– Priyanka Edupuganti (Hyderabad)

Amaravati table top model: built-in knowledge city
On april 7, 2026 president Droupadi Murmu gave assent to the Andhra Pradesh Reorganisation (Amendment) Act, 2026, formally designating Amaravati as the sole and permanent capital of Andhra Pradesh. Passed by both Houses of Parliament in Delhi, the amendment revises the original 2014 legislation and conclusively replaces the three-capitals framework of the previous YSR Congress government (2019-24), bringing to an end a decade-long policy ambiguity over the state’s administrative capital.
The back story of this historic decision is that after the bifurcation of undivided Andhra Pradesh into Telangana (pop.38-39 million) and Andhra Pradesh (50 million) in 2014 — following an uneasy interregnum of ten years when Hyderabad served as the joint capital of the two states — the latter was without a capital, as Hyderabad, the economic, administrative and cultural hub of undivided Andhra Pradesh was awarded to Telangana.
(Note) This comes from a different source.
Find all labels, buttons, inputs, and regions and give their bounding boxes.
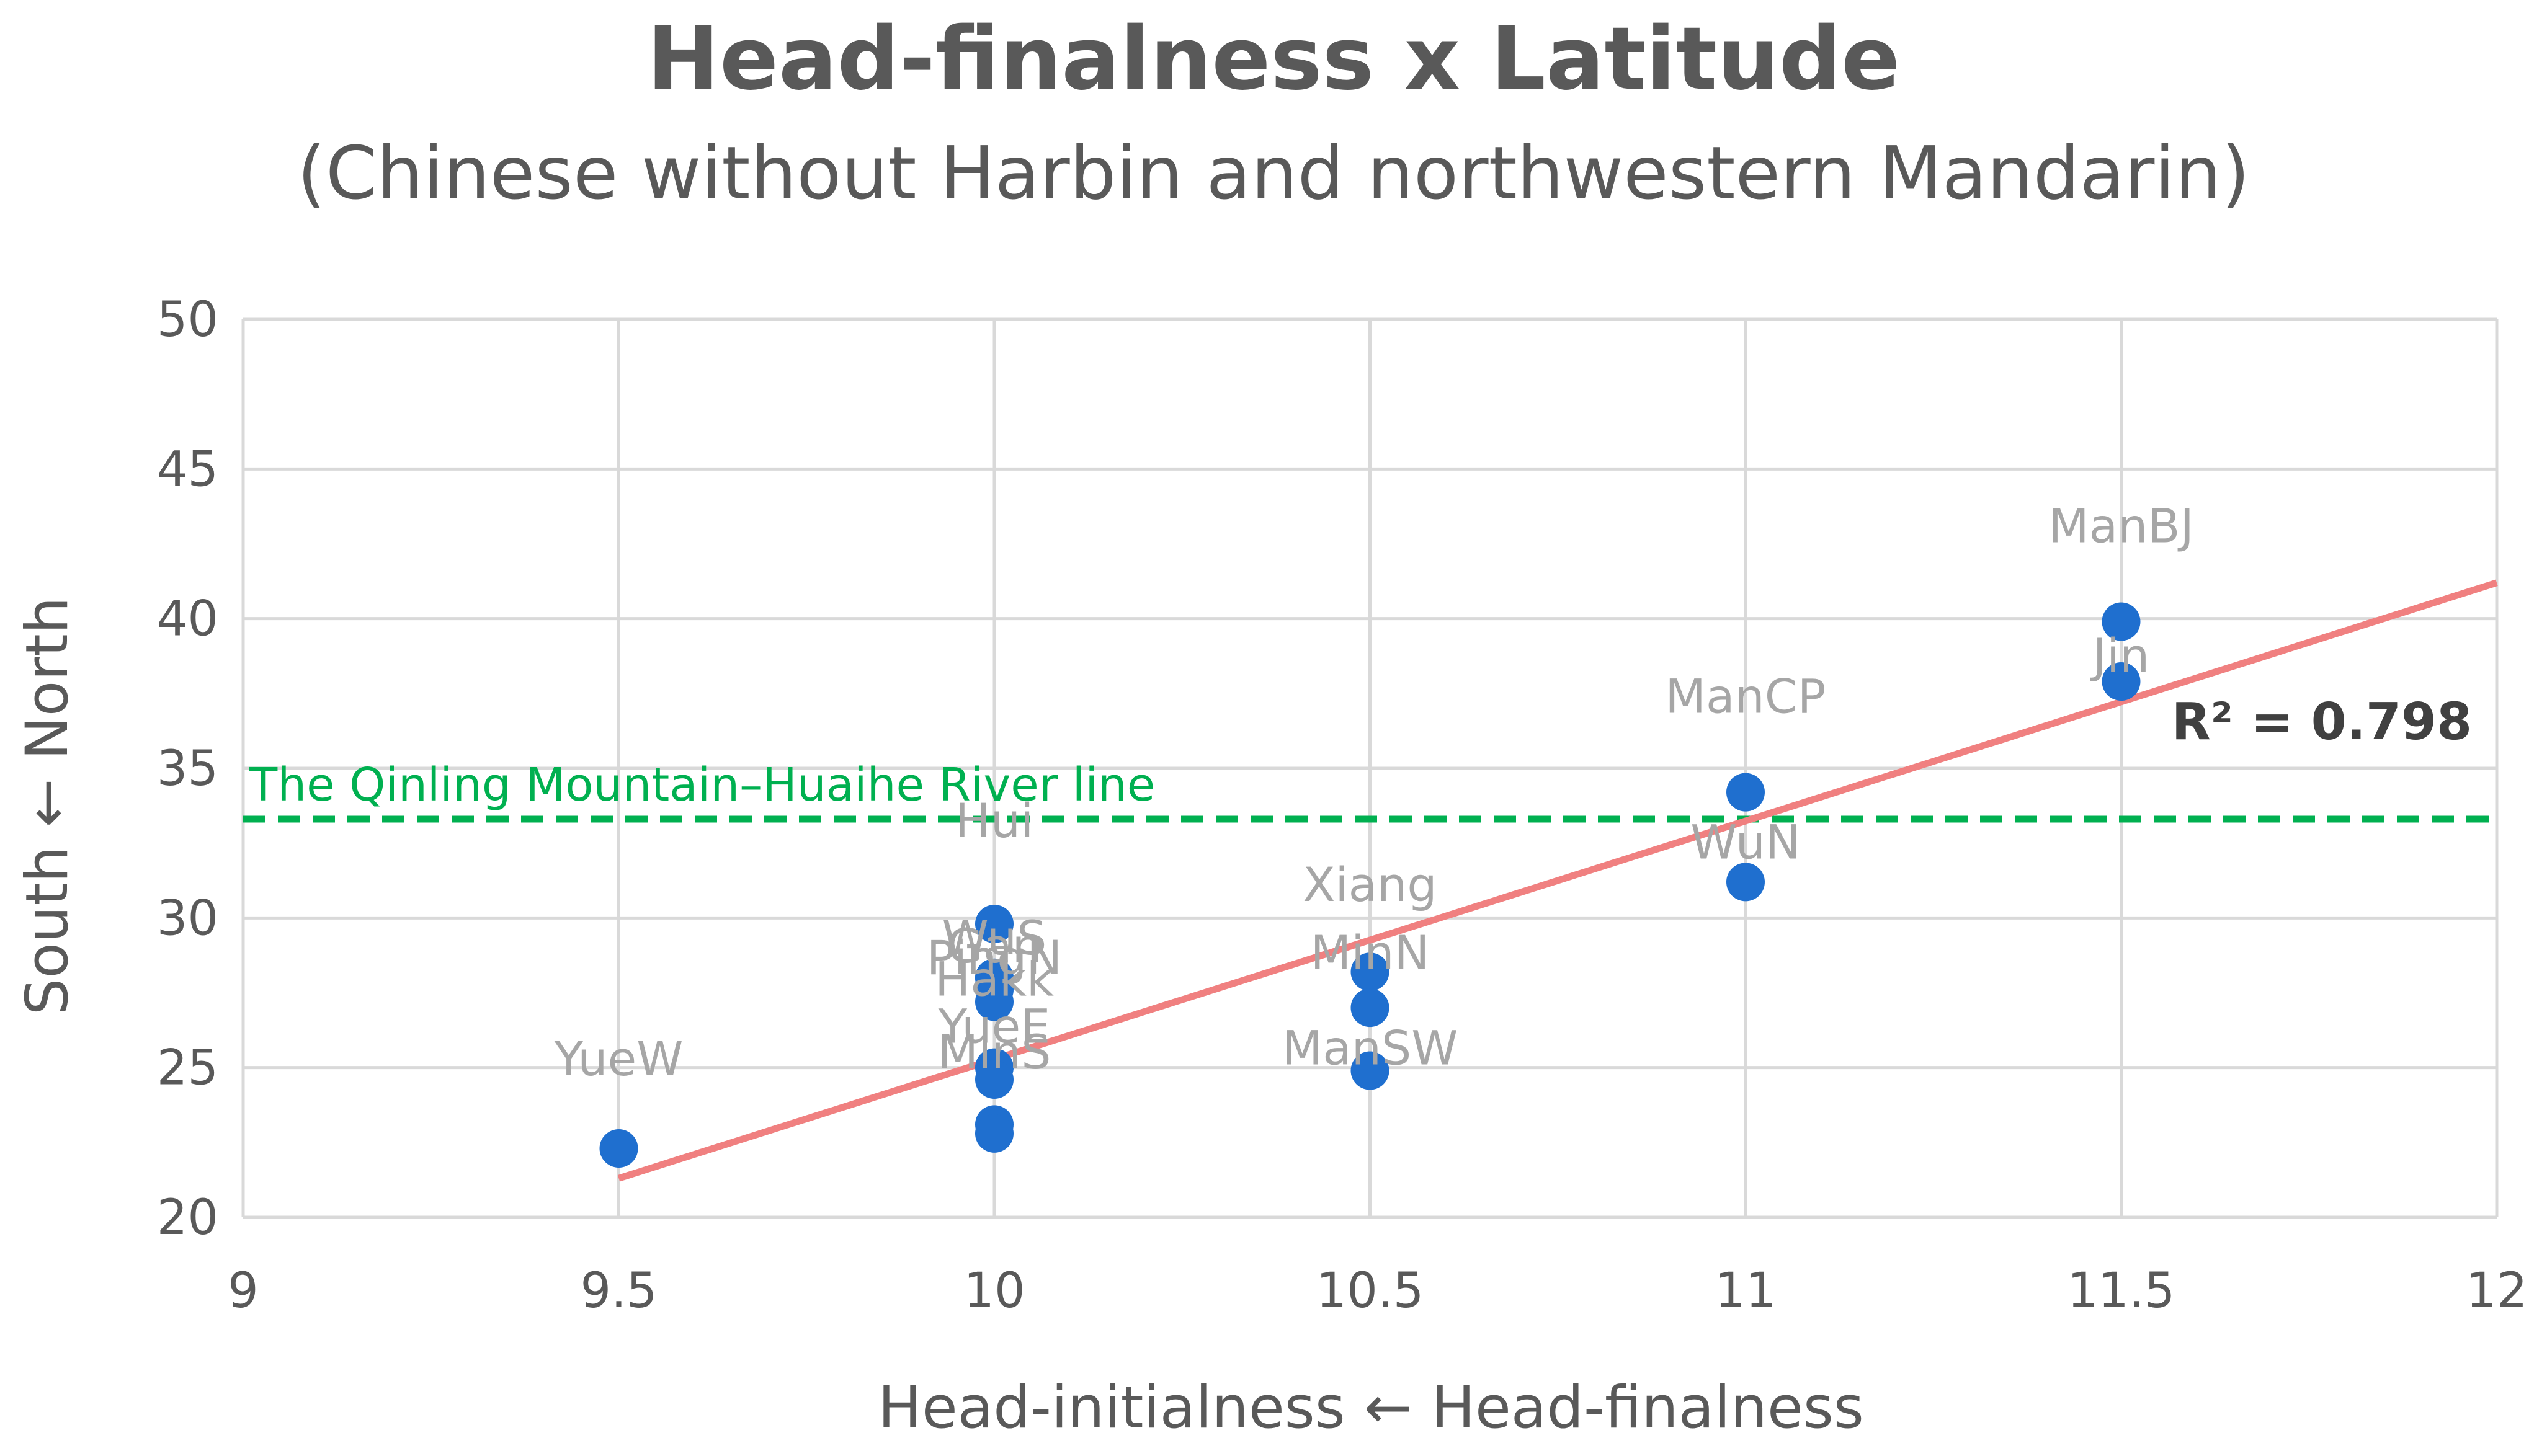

Andhra’s loss was not merely geographic; it stripped the new state of its established ecosystem of universities, industries and governance infrastructure.
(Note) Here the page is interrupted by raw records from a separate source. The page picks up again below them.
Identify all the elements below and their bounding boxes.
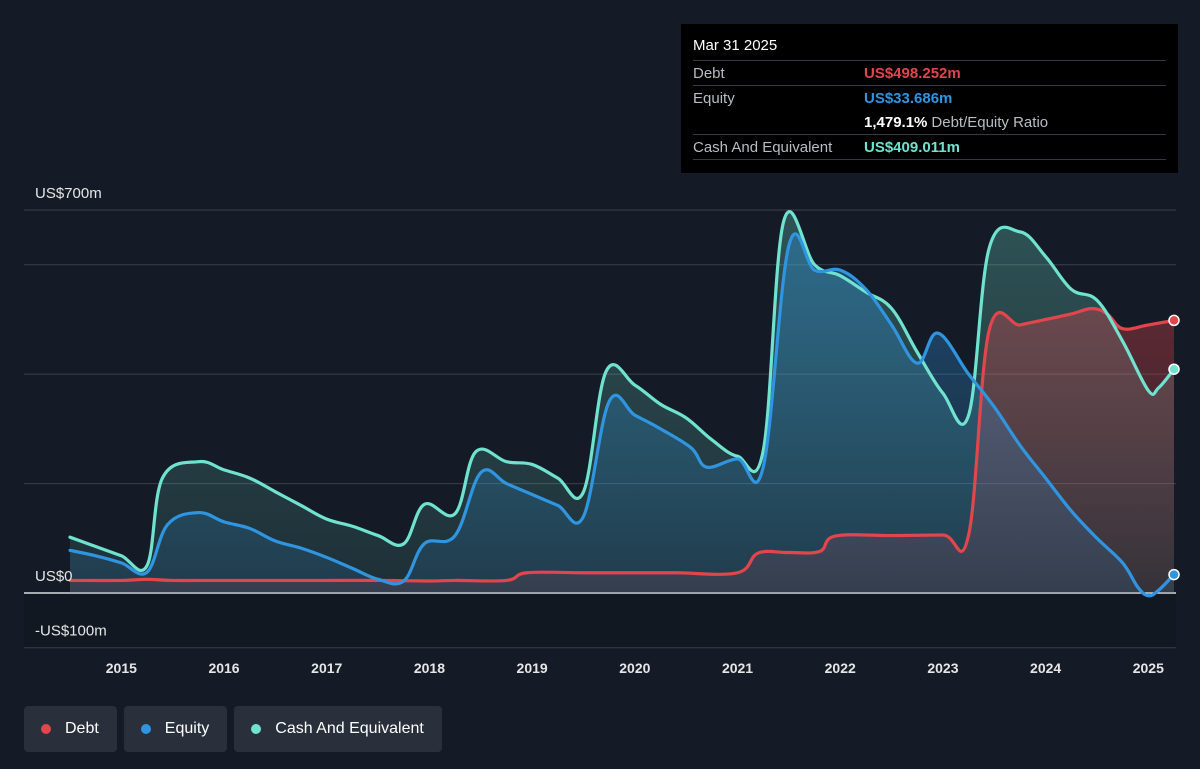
cash-color-dot-icon [251, 724, 262, 734]
equity-color-dot-icon [140, 724, 151, 734]
debt-endpoint [1168, 314, 1180, 327]
chart-legend: Debt Equity Cash And Equivalent [24, 706, 442, 752]
series-lines [68, 210, 1176, 598]
tooltip-equity-label: Equity [693, 89, 735, 107]
x-tick-label: 2018 [414, 660, 445, 676]
legend-cash-label: Cash And Equivalent [275, 720, 424, 737]
x-tick-label: 2024 [1030, 660, 1061, 676]
tooltip-debt-value: US$498.252m [864, 64, 961, 82]
tooltip-ratio-row: 1,479.1% Debt/Equity Ratio [693, 110, 1166, 134]
y-tick-label: US$700m [35, 185, 102, 202]
y-axis-labels: US$700m US$0 -US$100m [35, 185, 107, 640]
cash-line [68, 210, 1176, 573]
equity-line [68, 232, 1176, 598]
x-axis-labels: 2015 2016 2017 2018 2019 2020 2021 2022 2023 2024… [106, 660, 1164, 676]
x-tick-label: 2019 [517, 660, 548, 676]
legend-item-cash[interactable]: Cash And Equivalent [234, 706, 442, 752]
legend-debt-label: Debt [65, 720, 99, 737]
debt-line [68, 306, 1176, 583]
x-tick-label: 2016 [208, 660, 239, 676]
cash-endpoint [1168, 363, 1180, 375]
x-tick-label: 2022 [825, 660, 856, 676]
tooltip-cash-label: Cash And Equivalent [693, 138, 833, 156]
tooltip-ratio-label: Debt/Equity Ratio [931, 113, 1049, 131]
tooltip-equity-value: US$33.686m [864, 89, 953, 107]
x-tick-label: 2020 [619, 660, 650, 676]
y-tick-label: -US$100m [35, 623, 107, 640]
tooltip-ratio-value: 1,479.1% [864, 113, 928, 131]
series-endpoints [1168, 314, 1180, 581]
x-tick-label: 2021 [722, 660, 753, 676]
tooltip-equity-row: Equity US$33.686m [693, 85, 1166, 110]
debt-equity-chart: US$700m US$0 -US$100m 2015 2016 2017 2018 2019… [24, 185, 1180, 676]
x-tick-label: 2023 [927, 660, 958, 676]
debt-color-dot-icon [41, 724, 51, 734]
series-areas [70, 211, 1174, 596]
data-tooltip: Mar 31 2025 Debt US$498.252m Equity US$3… [681, 24, 1178, 173]
x-tick-label: 2025 [1133, 660, 1164, 676]
tooltip-debt-label: Debt [693, 64, 725, 82]
legend-equity-label: Equity [164, 720, 210, 737]
tooltip-cash-row: Cash And Equivalent US$409.011m [693, 134, 1166, 160]
gridlines [24, 209, 1176, 649]
legend-item-debt[interactable]: Debt [24, 706, 117, 752]
equity-endpoint [1168, 568, 1180, 581]
x-tick-label: 2017 [311, 660, 342, 676]
equity-area [70, 233, 1174, 596]
legend-item-equity[interactable]: Equity [123, 706, 228, 752]
tooltip-date: Mar 31 2025 [693, 37, 778, 54]
y-tick-label: US$0 [35, 568, 73, 585]
x-tick-label: 2015 [106, 660, 137, 676]
tooltip-debt-row: Debt US$498.252m [693, 60, 1166, 85]
below-zero-band [24, 593, 1176, 648]
tooltip-cash-value: US$409.011m [864, 138, 960, 156]
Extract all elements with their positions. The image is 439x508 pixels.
Over the subsequent decade, the question of a permanent capital remained unsettled, with policy oscillations between centralised and decentralised models. The recent decision of the Telugu Desam Party (TDP) government led by two-term chief minister of undivided Andhra Pradesh and since 2024 of new AP, N. Chandrababu Naidu to reaffirm Amaravati as the sole capital marks a decisive closure of prolonged uncertainty
Returned to office in 2014, Naidu was tasked with rebuilding a state without a capital or established ecosystem. However in 2019, Naidu and the TDP suffered a massive defeat in new Andhra Pradesh’s legislative assembly election with the YSR Congress Party securing a huge 151-seat majority in the assembly. The YSR Congress and Chief Minister Y.S. Jagan Mohan Reddy vetoed the Amaravati proposal introducing a three-cities capital envisioning Visakhapatnam as the executive capital, Amaravati as the legislative capital, and Kurnool as the judicial capital — a model of decentralised development. However, according to most academics and policy pundits, the three-capitals experiment proved unworkable in practice, prompting administrative delays, increased logistical costs, and diluted institutional focus.
Five years later in the state’s legislative election of 2024, TDP led by Naidu was returned to power with a massive majority of over 130 seats in the 175-strong legislative assembly, enabling a policy reset and resurrection of his plan to establish Amaravati as the sole capital, revive stalled infrastructure projects, and simultaneously push education and innovation-led initiatives.
Naidu’s renewed capital push is not merely an exercise in administrative consolidation; it is being framed as the foundation of a broader human capital development strategy. Both Naidu and his Stanford and Carnegie Mellon University-educated son and education minister, Nara Lokesh, have placed education at the centre of Andhra Pradesh’s long-term development plan with the explicit goal of transforming the state into India’s most highly educated and skill-intensive economy. In this context, Amaravati is envisioned not just as a seat of government, but as a deliberately designed knowledge capital being constructed with a substantial budget of Rs.50,000 crore.
Dr. Carol Upadhya, professor of sociology at the National Institute of Advanced Studies, Bengaluru sounds a note of warning. “In large-scale planned cities, there is often a tendency for physical infrastructure and land development to take precedence, with knowledge institutions such as universities and research ecosystems expected to follow later. However, it is advisable for education institutions to be planned and built as a foundational layer from the outset. This will prevent Amaravati from evolving primarily as an administrative and real estate project before it matures into a knowledge hub,” says Upadhya.
It’s well-accepted that 21st century India’s next growth spurt will not come from its overcrowded and unkempt metros and large cities but tier-I and tier-II habitations. After Chandigarh was designed and constructed by brilliant French architect Le Corbusier in the 1950s, no new towns or cities have sprung up on Indian soil to relieve the country’s hard pressed 374 cities with over 1 million population.
This time round, some of the world’s most respected town planners/architects including Surbana Jurong, a Singapore-based urban planning giant, which has prepared the overall city master plan (land use, zoning, transport networks, and urban structure); Norman Foster & Partners (legislative assembly, high court and secretariat) and Hafeez Contractor (local partner and collaborating architect) are designing AP’s new capital.
If Amaravati emerges as a well-planned state capital offering rare ease of living and a knowledge hub — as seems likely — Naidu won’t only quickly vault AP into India’s most developed state, but also earn a place of honour in history yet to be written.